What is salsa bachata? Bachata is a style of dance that originated in the Dominican Republic and is danced all over the world. Salsa, on the other hand, originated from Cuba, Spanish (European) and African cultures. The basics of bachata are three steps , a sway hip motion followed by a tap with the leg as the hip makes movement on the fourth count. Salsa is usually pretty fast and more liberal compared to bachata.

 

Compared to bachata, salsa is faster, with more pushing, rapid pulling, and spins. Bachata is known as being sensual by its slower pace movements which reflects an intimate feeling. Salsa means “sauce” in Spanish which represents a lot of Latin influences and jazz elements. There are a lot of different salsa styles, from Cuba, Colombia, Miami, Casino Rueda, Los Angeles, New York, Puerto Rico, and salsa shine. As for bachata, there is bachata tango, Modern, Ballroom, original Dominican.
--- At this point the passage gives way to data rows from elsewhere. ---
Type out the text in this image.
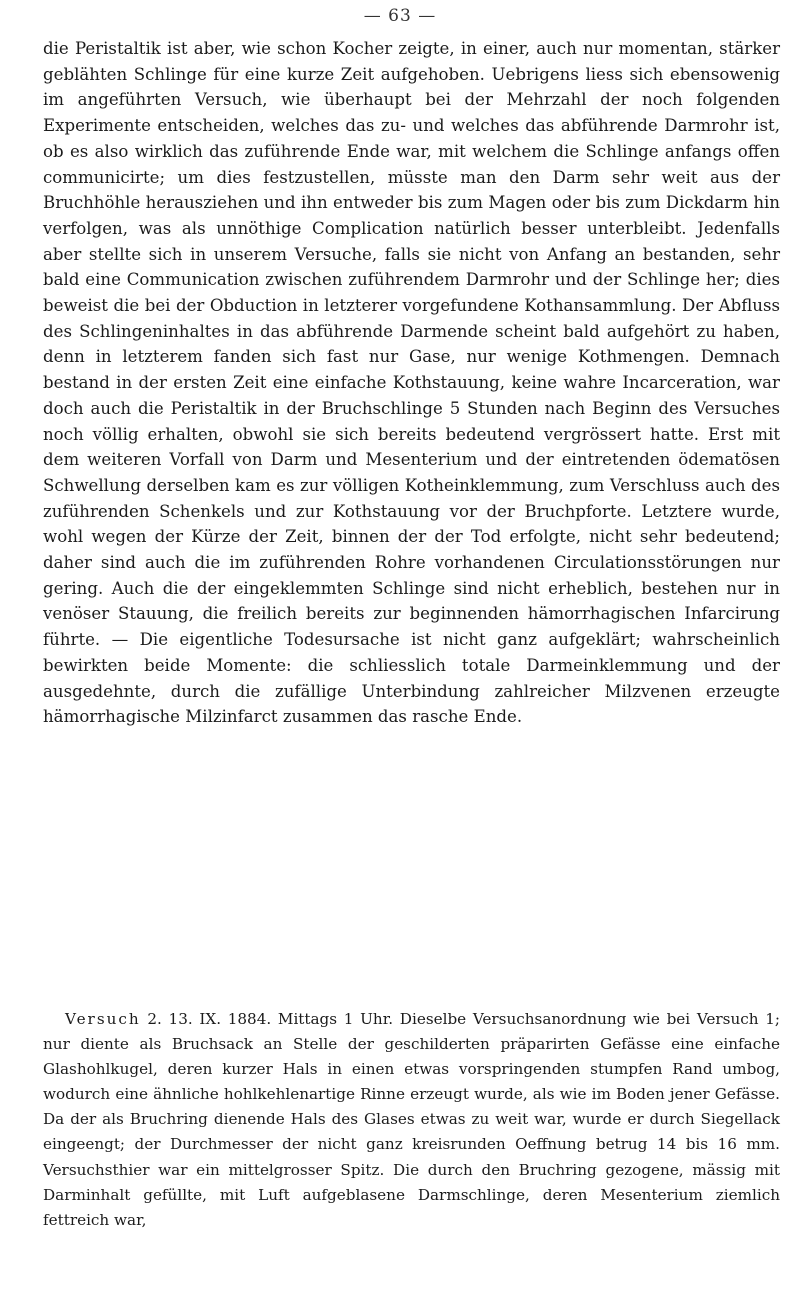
— 63 —

die Peristaltik ist aber, wie schon Kocher zeigte, in einer, auch nur momentan, stärker geblähten Schlinge für eine kurze Zeit aufgehoben. Uebrigens liess sich ebensowenig im angeführten Versuch, wie überhaupt bei der Mehrzahl der noch folgenden Experimente entscheiden, welches das zu- und welches das abführende Darmrohr ist, ob es also wirklich das zuführende Ende war, mit welchem die Schlinge anfangs offen communicirte; um dies festzustellen, müsste man den Darm sehr weit aus der Bruchhöhle herausziehen und ihn entweder bis zum Magen oder bis zum Dickdarm hin verfolgen, was als unnöthige Complication natürlich besser unterbleibt. Jedenfalls aber stellte sich in unserem Versuche, falls sie nicht von Anfang an bestanden, sehr bald eine Communication zwischen zuführendem Darmrohr und der Schlinge her; dies beweist die bei der Obduction in letzterer vorgefundene Kothansammlung. Der Abfluss des Schlingeninhaltes in das abführende Darmende scheint bald aufgehört zu haben, denn in letzterem fanden sich fast nur Gase, nur wenige Kothmengen. Demnach bestand in der ersten Zeit eine einfache Kothstauung, keine wahre Incarceration, war doch auch die Peristaltik in der Bruchschlinge 5 Stunden nach Beginn des Versuches noch völlig erhalten, obwohl sie sich bereits bedeutend vergrössert hatte. Erst mit dem weiteren Vorfall von Darm und Mesenterium und der eintretenden ödematösen Schwellung derselben kam es zur völligen Kotheinklemmung, zum Verschluss auch des zuführenden Schenkels und zur Kothstauung vor der Bruchpforte. Letztere wurde, wohl wegen der Kürze der Zeit, binnen der der Tod erfolgte, nicht sehr bedeutend; daher sind auch die im zuführenden Rohre vorhandenen Circulationsstörungen nur gering. Auch die der eingeklemmten Schlinge sind nicht erheblich, bestehen nur in venöser Stauung, die freilich bereits zur beginnenden hämorrhagischen Infarcirung führte. — Die eigentliche Todesursache ist nicht ganz aufgeklärt; wahrscheinlich bewirkten beide Momente: die schliesslich totale Darmeinklemmung und der ausgedehnte, durch die zufällige Unterbindung zahlreicher Milzvenen erzeugte hämorrhagische Milzinfarct zusammen das rasche Ende.

Versuch 2. 13. IX. 1884. Mittags 1 Uhr. Dieselbe Versuchsanordnung wie bei Versuch 1; nur diente als Bruchsack an Stelle der geschilderten präparirten Gefässe eine einfache Glashohlkugel, deren kurzer Hals in einen etwas vorspringenden stumpfen Rand umbog, wodurch eine ähnliche hohlkehlenartige Rinne erzeugt wurde, als wie im Boden jener Gefässe. Da der als Bruchring dienende Hals des Glases etwas zu weit war, wurde er durch Siegellack eingeengt; der Durchmesser der nicht ganz kreisrunden Oeffnung betrug 14 bis 16 mm. Versuchsthier war ein mittelgrosser Spitz. Die durch den Bruchring gezogene, mässig mit Darminhalt gefüllte, mit Luft aufgeblasene Darmschlinge, deren Mesenterium ziemlich fettreich war,
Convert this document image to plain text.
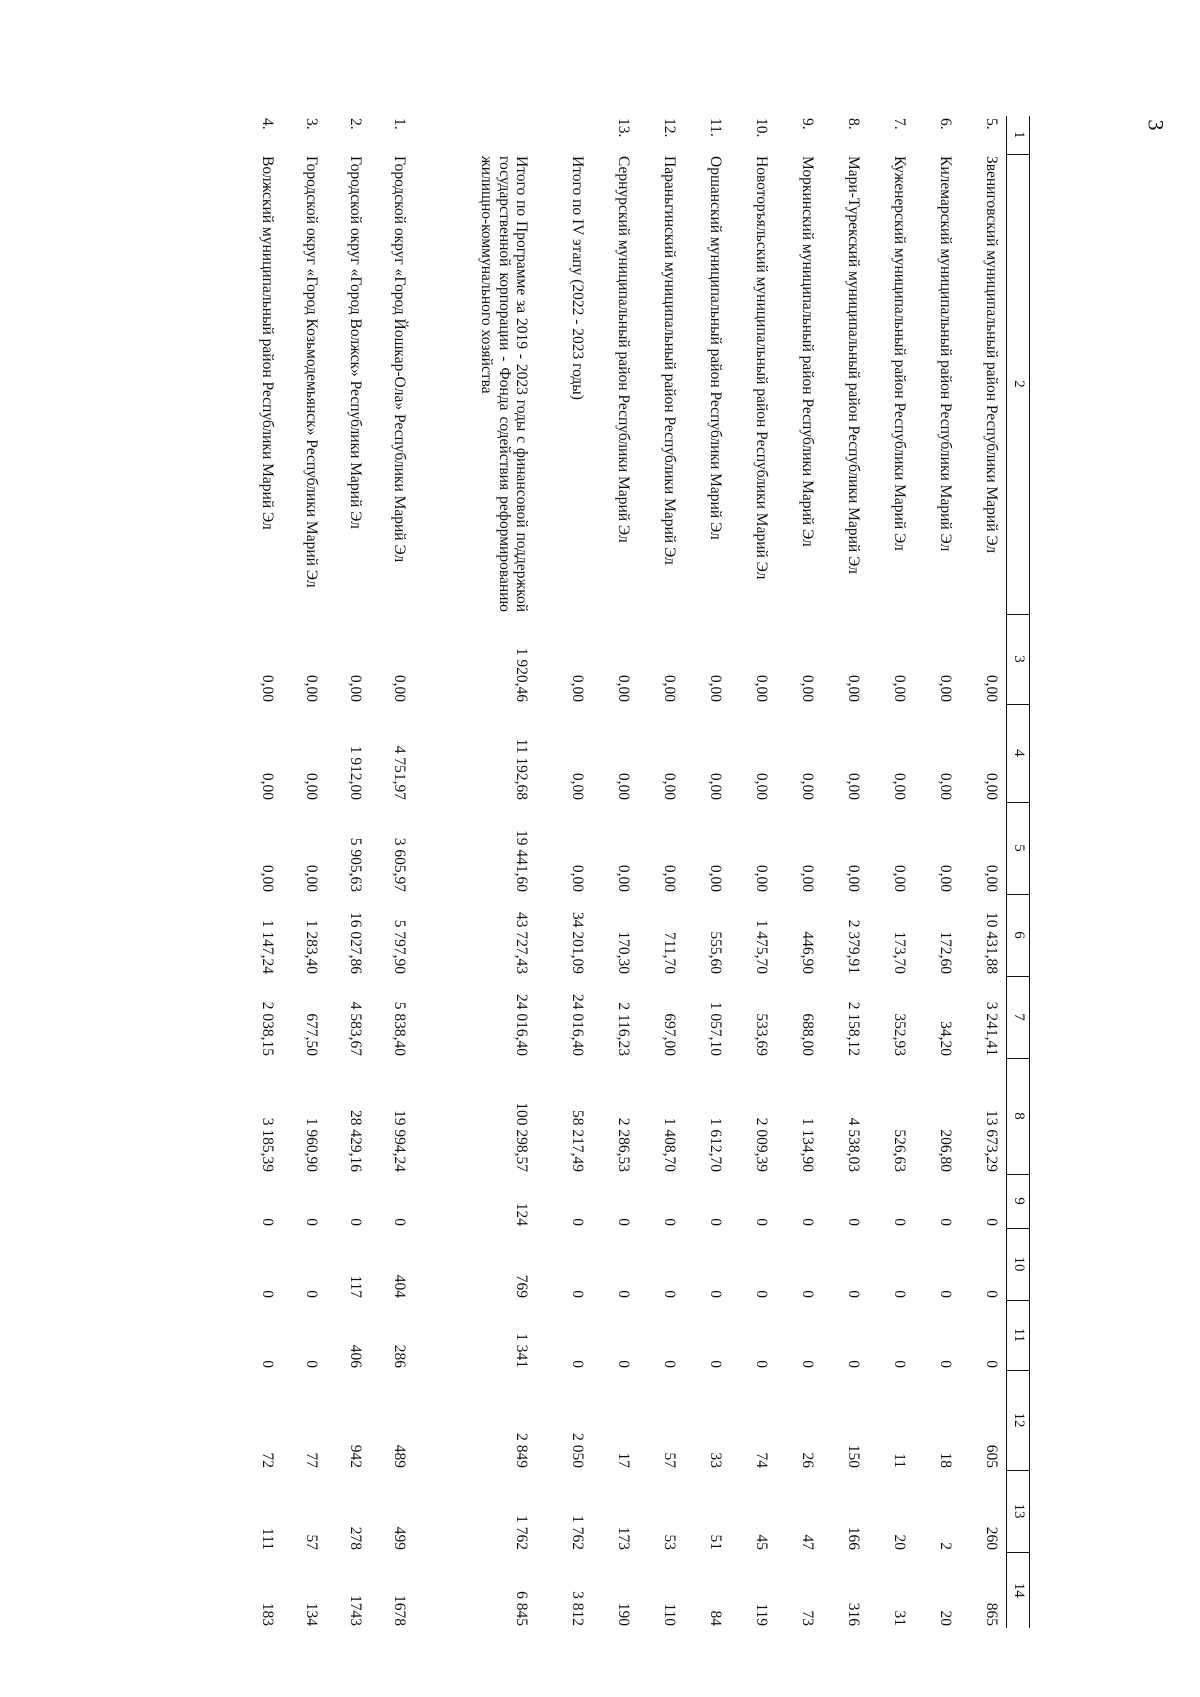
3
1	2	3	4	5	6	7	8	9	10	11	12	13	14
5.	Звениговский муниципальный район Республики Марий Эл	0,00	0,00	0,00	10 431,88	3 241,41	13 673,29	0	0	0	605	260	865
6.	Килемарский муниципальный район Республики Марий Эл	0,00	0,00	0,00	172,60	34,20	206,80	0	0	0	18	2	20
7.	Куженерский муниципальный район Республики Марий Эл	0,00	0,00	0,00	173,70	352,93	526,63	0	0	0	11	20	31
8.	Мари-Турекский муниципальный район Республики Марий Эл	0,00	0,00	0,00	2 379,91	2 158,12	4 538,03	0	0	0	150	166	316
9.	Моркинский муниципальный район Республики Марий Эл	0,00	0,00	0,00	446,90	688,00	1 134,90	0	0	0	26	47	73
10.	Новоторъяльский муниципальный район Республики Марий Эл	0,00	0,00	0,00	1 475,70	533,69	2 009,39	0	0	0	74	45	119
11.	Оршанский муниципальный район Республики Марий Эл	0,00	0,00	0,00	555,60	1 057,10	1 612,70	0	0	0	33	51	84
12.	Параньгинский муниципальный район Республики Марий Эл	0,00	0,00	0,00	711,70	697,00	1 408,70	0	0	0	57	53	110
13.	Сернурский муниципальный район Республики Марий Эл	0,00	0,00	0,00	170,30	2 116,23	2 286,53	0	0	0	17	173	190
	Итого по IV этапу (2022 - 2023 годы)	0,00	0,00	0,00	34 201,09	24 016,40	58 217,49	0	0	0	2 050	1 762	3 812
	Итого по Программе за 2019 - 2023 годы с финансовой поддержкой государственной корпорации - Фонда содействия реформированию жилищно-коммунального хозяйства	1 920,46	11 192,68	19 441,60	43 727,43	24 016,40	100 298,57	124	769	1 341	2 849	1 762	6 845

1.	Городской округ «Город Йошкар-Ола» Республики Марий Эл	0,00	4 751,97	3 605,97	5 797,90	5 838,40	19 994,24	0	404	286	489	499	1678
2.	Городской округ «Город Волжск» Республики Марий Эл	0,00	1 912,00	5 905,63	16 027,86	4 583,67	28 429,16	0	117	406	942	278	1743
3.	Городской округ «Город Козьмодемьянск» Республики Марий Эл	0,00	0,00	0,00	1 283,40	677,50	1 960,90	0	0	0	77	57	134
4.	Волжский муниципальный район Республики Марий Эл	0,00	0,00	0,00	1 147,24	2 038,15	3 185,39	0	0	0	72	111	183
Salsa bachata is a mixture of both dance artistries. 

 

Social dancing is happening after class ends but what is social dancing? It is more of participation than a performance, which means you can pick a partner and not worry so much about messing up on technique. It is the time to have fun and move your body with ease as you and your partner make a connection. It is the best part of it all! Feeling, expressing, and moving like a dancer.

 

Mesa’s dance department offers more than 40 dance courses including history and music of dance, choreography, five levels of ballet, five levels of tap, five levels of jazz, belly dance, mid-eastern, hip hop, modern, dance improvisation, classical and contemporary dances. 

 

Unfortunately, no salsa dance classes have been permanent. Mesa student, Bianca Hurtado stated, “A few semesters ago I took salsa dancing as a course and it was really fun and I learned a lot of techniques. I also met new people and was able to attend the dance concert as a requirement for the class. After that, salsa hasn’t been posted as a course. Maybe they don’t have a stable professor for it. There have been times where I have seen posters posted in the second week of school that there would be a latin dance class going on but then it would be too late  because it would either interfere with my schedule and it would be too late for me to rearrange it. I wished there was a stable class for it, maybe more students would join and know about it. I am glad that salsa bachata classes are coming back at least for now.”